Despite how common our mistakes are, many misspelled queries appear only once, making spelling a unique challenge for Search. And regardless of what kind of spelling error was made, our systems find ways to understand what you mean. Previously, to solve for these never-before-seen misspellings, our systems found inspiration in the keyboard design. For example, if you tried to type “u” but made a mistake, our systems learned you were more likely to have typed “y” than “z” because “y” is adjacent to “u” on a standard English language keyboard. Our models applied the general concept to all new misspellings, walking down nearby letter replacements until a popular replacement term was identified. While this may have seemed like an obvious way to solve for slip-of-finger mistakes, this general approach effectively corrected all kinds of spelling errors, including conceptual mistakes.
Thanks to advancements in deep learning, we now have a better way to understand spelling. Late last year, we announced a new spelling algorithm that uses a deep neural net that better models and learns from less-common and unique spelling mistakes. This advancement enables us to run a model with more than 680 million parameters in under two milliseconds — a very large model that works faster than the flap of a hummingbird’s wings — so people can search uninterrupted by their own spelling errors.

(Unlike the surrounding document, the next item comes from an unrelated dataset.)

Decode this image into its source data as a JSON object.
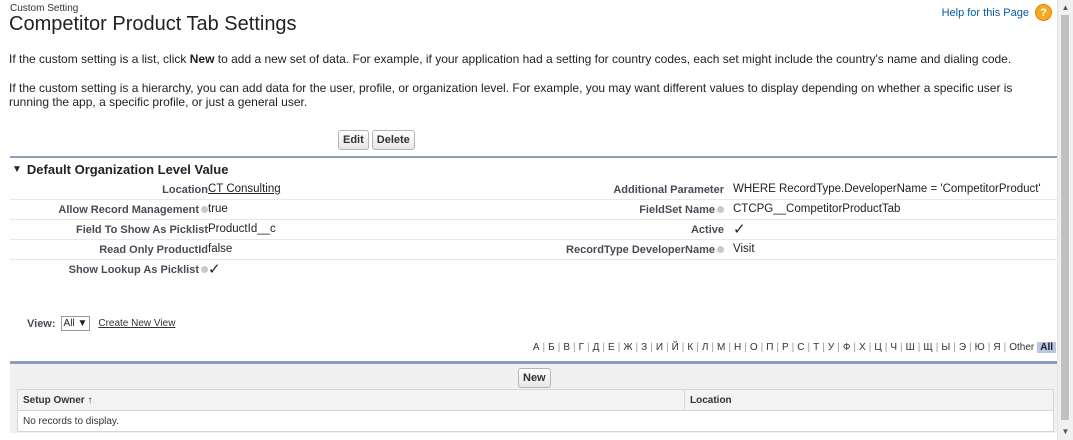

And how do our systems know what someone is looking for, no matter the type of mistake and if we’ve never seen the misspelling before? This is where context comes into play. Our natural language understanding models look at a search in context, like the relationship that words and letters within the query have to each other. Our systems start by deciphering or trying to understand your entire search query first. From there, we generate the best replacements for the misspelled words in the query based on our overall understanding of what you’re looking for. For example, we can tell from the other words in the query “average home coast” that you’re probably looking for information on “average home cost.”
You might see these spelling technologies pop up in Google Search in different ways. When we’re pretty sure we know what you’re looking for, we may politely ask, “did you mean…” and show the alternative we think you intended to search for. When we’re very confident that we’ve correctly identified your misspelling, we’ll automatically show results for what we think you’re looking for — but we’ll always let you know and provide a way to get back to your original spelling. And whether you take our suggestion or not, we’re constantly learning and improving our systems based on that feedback to make Search more helpful.
So whether you’re a spelling bee champ or can’t quite nail “I before E except after C,” we’ll always be working to improve our spelling so you can keep searching.